The convention will be held on May 17 and 18, 2022, in Montreal, Canada. It will be delivered using a new hybrid format that works across multiple venues: live, in-person, on-demand, desktop, and mobile.
It will provide remote and hybrid team leaders with:
- Networking opportunities
- Information on trends
- An expanded knowledge base
- Solutions for building and managing more productive and excellence-driven teams
What do remote teams manage instead of regular meetings?
Remote teams manage changing things like email, video conferencing, and message boards. Additionally, they manage the distance between members.
Why does virtual work help companies manage crises?
Virtual working helps manage crises because it facilitates collaboration across time zones. It also reduces the distance between team members, which means better communication. Lastly, virtual teams possess the ability to manage multiple tasks simultaneously to work on resolving a problem while keeping normal operations running.
What are the benefits of collaboration from team members?
Collaboration from team members helps to achieve projects more efficiently with assistance and feedback from peers. This is why it’s a good practice in optimizing success.
How does a collaborative space extend to a virtual conference in 2022?
Using a conference in 2022 enables people across the globe to be able to participate in an event without being present physically at the venue. Experts will guide attendees on how to manage remote and hybrid operations that matter for their organizations’ future growth.

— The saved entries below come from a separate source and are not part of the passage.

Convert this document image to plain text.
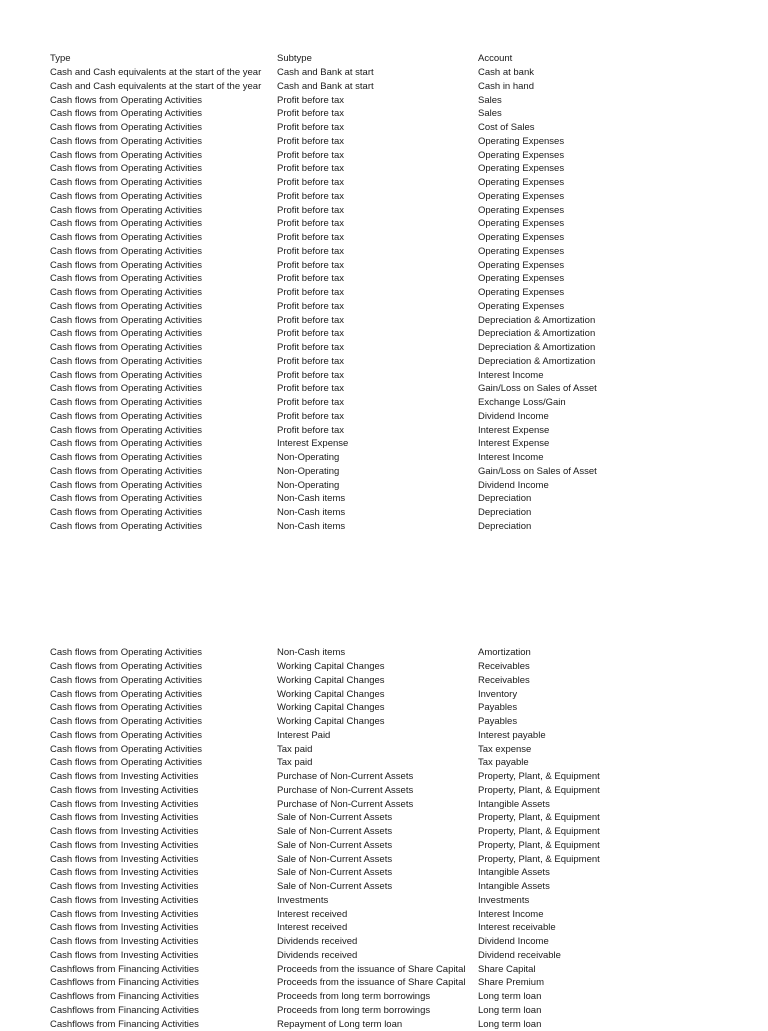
Type	Subtype	Account
Cash and Cash equivalents at the start of the year	Cash and Bank at start	Cash at bank
Cash and Cash equivalents at the start of the year	Cash and Bank at start	Cash in hand
Cash flows from Operating Activities	Profit before tax	Sales
Cash flows from Operating Activities	Profit before tax	Sales
Cash flows from Operating Activities	Profit before tax	Cost of Sales
Cash flows from Operating Activities	Profit before tax	Operating Expenses
Cash flows from Operating Activities	Profit before tax	Operating Expenses
Cash flows from Operating Activities	Profit before tax	Operating Expenses
Cash flows from Operating Activities	Profit before tax	Operating Expenses
Cash flows from Operating Activities	Profit before tax	Operating Expenses
Cash flows from Operating Activities	Profit before tax	Operating Expenses
Cash flows from Operating Activities	Profit before tax	Operating Expenses
Cash flows from Operating Activities	Profit before tax	Operating Expenses
Cash flows from Operating Activities	Profit before tax	Operating Expenses
Cash flows from Operating Activities	Profit before tax	Operating Expenses
Cash flows from Operating Activities	Profit before tax	Operating Expenses
Cash flows from Operating Activities	Profit before tax	Operating Expenses
Cash flows from Operating Activities	Profit before tax	Operating Expenses
Cash flows from Operating Activities	Profit before tax	Depreciation & Amortization
Cash flows from Operating Activities	Profit before tax	Depreciation & Amortization
Cash flows from Operating Activities	Profit before tax	Depreciation & Amortization
Cash flows from Operating Activities	Profit before tax	Depreciation & Amortization
Cash flows from Operating Activities	Profit before tax	Interest Income
Cash flows from Operating Activities	Profit before tax	Gain/Loss on Sales of Asset
Cash flows from Operating Activities	Profit before tax	Exchange Loss/Gain
Cash flows from Operating Activities	Profit before tax	Dividend Income
Cash flows from Operating Activities	Profit before tax	Interest Expense
Cash flows from Operating Activities	Interest Expense	Interest Expense
Cash flows from Operating Activities	Non-Operating	Interest Income
Cash flows from Operating Activities	Non-Operating	Gain/Loss on Sales of Asset
Cash flows from Operating Activities	Non-Operating	Dividend Income
Cash flows from Operating Activities	Non-Cash items	Depreciation
Cash flows from Operating Activities	Non-Cash items	Depreciation
Cash flows from Operating Activities	Non-Cash items	Depreciation
Cash flows from Operating Activities	Non-Cash items	Amortization
Cash flows from Operating Activities	Working Capital Changes	Receivables
Cash flows from Operating Activities	Working Capital Changes	Receivables
Cash flows from Operating Activities	Working Capital Changes	Inventory
Cash flows from Operating Activities	Working Capital Changes	Payables
Cash flows from Operating Activities	Working Capital Changes	Payables
Cash flows from Operating Activities	Interest Paid	Interest payable
Cash flows from Operating Activities	Tax paid	Tax expense
Cash flows from Operating Activities	Tax paid	Tax payable
Cash flows from Investing Activities	Purchase of Non-Current Assets	Property, Plant, & Equipment
Cash flows from Investing Activities	Purchase of Non-Current Assets	Property, Plant, & Equipment
Cash flows from Investing Activities	Purchase of Non-Current Assets	Intangible Assets
Cash flows from Investing Activities	Sale of Non-Current Assets	Property, Plant, & Equipment
Cash flows from Investing Activities	Sale of Non-Current Assets	Property, Plant, & Equipment
Cash flows from Investing Activities	Sale of Non-Current Assets	Property, Plant, & Equipment
Cash flows from Investing Activities	Sale of Non-Current Assets	Property, Plant, & Equipment
Cash flows from Investing Activities	Sale of Non-Current Assets	Intangible Assets
Cash flows from Investing Activities	Sale of Non-Current Assets	Intangible Assets
Cash flows from Investing Activities	Investments	Investments
Cash flows from Investing Activities	Interest received	Interest Income
Cash flows from Investing Activities	Interest received	Interest receivable
Cash flows from Investing Activities	Dividends received	Dividend Income
Cash flows from Investing Activities	Dividends received	Dividend receivable
Cashflows from Financing Activities	Proceeds from the issuance of Share Capital	Share Capital
Cashflows from Financing Activities	Proceeds from the issuance of Share Capital	Share Premium
Cashflows from Financing Activities	Proceeds from long term borrowings	Long term loan
Cashflows from Financing Activities	Proceeds from long term borrowings	Long term loan
Cashflows from Financing Activities	Repayment of Long term loan	Long term loan
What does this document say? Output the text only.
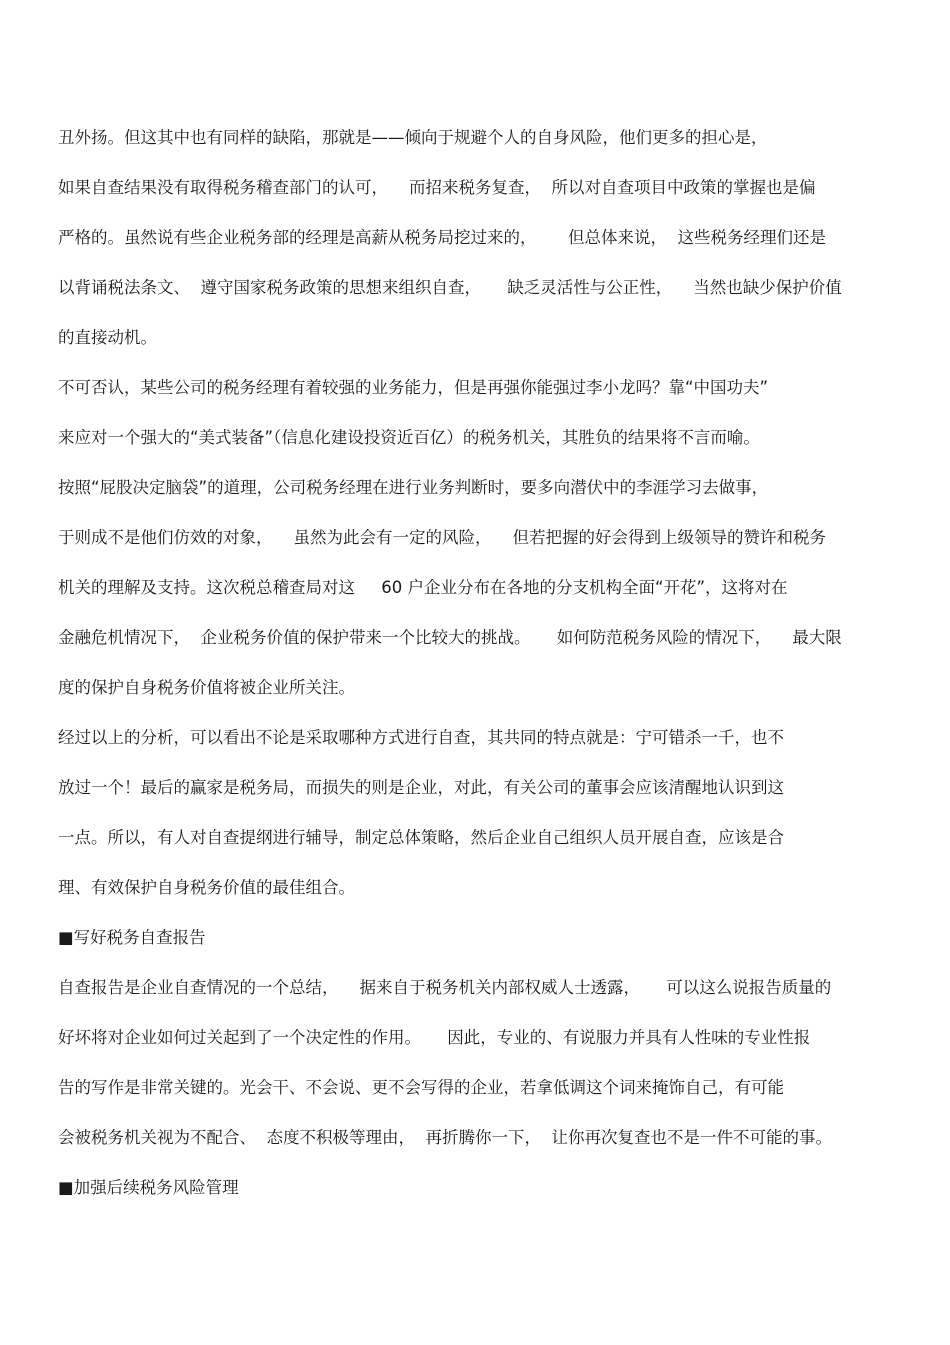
丑外扬。但这其中也有同样的缺陷，那就是——倾向于规避个人的自身风险，他们更多的担心是，

如果自查结果没有取得税务稽查部门的认可，    而招来税务复查，  所以对自查项目中政策的掌握也是偏

严格的。虽然说有些企业税务部的经理是高薪从税务局挖过来的，      但总体来说，  这些税务经理们还是

以背诵税法条文、  遵守国家税务政策的思想来组织自查，     缺乏灵活性与公正性，    当然也缺少保护价值

的直接动机。

不可否认，某些公司的税务经理有着较强的业务能力，但是再强你能强过李小龙吗？靠“中国功夫”

来应对一个强大的“美式装备”（信息化建设投资近百亿）的税务机关，其胜负的结果将不言而喻。

按照“屁股决定脑袋”的道理，公司税务经理在进行业务判断时，要多向潜伏中的李涯学习去做事，

于则成不是他们仿效的对象，    虽然为此会有一定的风险，    但若把握的好会得到上级领导的赞许和税务

机关的理解及支持。这次税总稽查局对这     60 户企业分布在各地的分支机构全面“开花”，这将对在

金融危机情况下，  企业税务价值的保护带来一个比较大的挑战。     如何防范税务风险的情况下，    最大限

度的保护自身税务价值将被企业所关注。

经过以上的分析，可以看出不论是采取哪种方式进行自查，其共同的特点就是：宁可错杀一千，也不

放过一个！最后的赢家是税务局，而损失的则是企业，对此，有关公司的董事会应该清醒地认识到这

一点。所以，有人对自查提纲进行辅导，制定总体策略，然后企业自己组织人员开展自查，应该是合

理、有效保护自身税务价值的最佳组合。

■写好税务自查报告

自查报告是企业自查情况的一个总结，    据来自于税务机关内部权威人士透露，     可以这么说报告质量的

好坏将对企业如何过关起到了一个决定性的作用。     因此，专业的、有说服力并具有人性味的专业性报

告的写作是非常关键的。光会干、不会说、更不会写得的企业，若拿低调这个词来掩饰自己，有可能

会被税务机关视为不配合、  态度不积极等理由，  再折腾你一下，  让你再次复查也不是一件不可能的事。

■加强后续税务风险管理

Elbert Hubbard correctly said, “Responsibility is the price of freedom”—accurate in a virtual work environment. If all digital nomads applied this in their work, operations would run smoother. Trust issues would disappear.
However, not everyone has the same values. So the manager is still a necessity in the wheel of corporate machinery, now that much of the business world has transitioned into virtual mode.
Managing remote employees requires strategic thinking, planning, and consistency. Once you set up a robust foundation, clarify roles and expectations, and communicate concisely, you will have a productive, efficient, and cooperative team.